Paul Kollman, the acting executive director of the Center for Social Concerns, said the healing process is messy, unpredictable and rarely linear.

 He said four simple terms can describe the healing process: surviving, remembering, voicing and waiting.

Kollman said surviving was not something to be taken for granted because to survive a trauma like sexual assault is to be violated at the very core. He said it is often the end of the world that existed before the assault.

"Sometimes surviving can be self-administered, sometimes not," Kollman said. "What is supposed to have been the most loving, free and intimate of physical interaction becomes abusive, violent and un-free."

However, Kollman said the work of a healing community cannot focus on just surviving. Instead, the community must consider the process of remembering.

"Of course being a healing community means moving beyond surviving and to remembering," Kollman said.

He said this remembering is part of why surviving a sexual trauma is never really over. The memories are always there, just under the surface, Kollman said.

"Memory is an ongoing editorial process, by which we bring aspects of our past into our present awareness," he said. "It seems common that people who undergo sexual violence have involuntary moments of remembering what happened to them, so the ghost structures of previous damage haunts the imagination."

While Kollman stressed that remembering is an important part of the healing process, as well is voicing what happened.

"Healing almost invariably involves voicing, or telling what one has undergone," he said.

This process usually begins with the survivor as the first audience, through journaling or self-reflection, Kollman said. The second audience may be a peer or counselor.

"We need peers, who by the grace of God had gifts for such welcoming listening," he said. "Learning to be people … of a helpful sort, patient [and] non-judgmental …  learning to be those kinds of people is the work of a lifetime."

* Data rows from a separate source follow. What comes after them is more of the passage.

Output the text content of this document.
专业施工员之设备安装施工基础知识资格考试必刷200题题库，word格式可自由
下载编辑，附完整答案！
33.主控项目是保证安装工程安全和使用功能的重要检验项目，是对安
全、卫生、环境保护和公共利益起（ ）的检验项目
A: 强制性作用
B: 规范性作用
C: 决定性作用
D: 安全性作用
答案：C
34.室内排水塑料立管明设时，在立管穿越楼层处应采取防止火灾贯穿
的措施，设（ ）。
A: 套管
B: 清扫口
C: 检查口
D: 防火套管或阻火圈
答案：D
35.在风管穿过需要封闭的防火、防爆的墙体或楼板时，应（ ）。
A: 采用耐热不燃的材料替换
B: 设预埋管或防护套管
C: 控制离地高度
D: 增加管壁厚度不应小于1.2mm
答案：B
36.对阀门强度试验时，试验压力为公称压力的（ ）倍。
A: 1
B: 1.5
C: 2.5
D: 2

Lastly, Kollman discussed waiting and how healing takes time.

"As communities composed of people who have suffered sexual violence, we need to learn to be patient with those whose healing is underway, but not as instant as we in our temptation might want."

Dr. Rita Donley, the associate director of the University Counseling Center, said trust is also a major component of a healing community.

"[In a healing community], believe what you hear," she said. "We don't want to believe this could happen to us, our roommates, our siblings, our friends. [Instead], we engage in blaming the victim, because we want to push that pain away."

Donley said often times victims themselves push their pain away by concealing their experience.

"Often, people don't come forward right away and they try their best to just shove it away and go back to being a student, athlete, anything they can to just shove it away," she said.

Yet the victim continues to question the experience with five questions.

"What happened to me? How did this happen to me? Why did this happen to me? Why did I act the way I did and how will I act the next time I feel the way I feel?" she said.

Sometimes victims enter into a state of self-blame, she said.

"There is a reason people engage in self-blame," she said. "When you are the victim of trauma, it is the ultimate experience of being out of control."

Donley said to become a true community of healing, members must suspend judgment by not labeling survivors of sexual trauma, being patient and being there to witness their support.

She also said instead of addressing self-destructive behavior as bad, students should express concern for their friend and reaffirm that they stand behind them in their struggles.

"I have been privileged as a psychologist to be at the beginning of a patient's journey and many steps along the way," she said. "While I see pain, I see amazing resilience, strength, courage, beyond anything I have ever seen."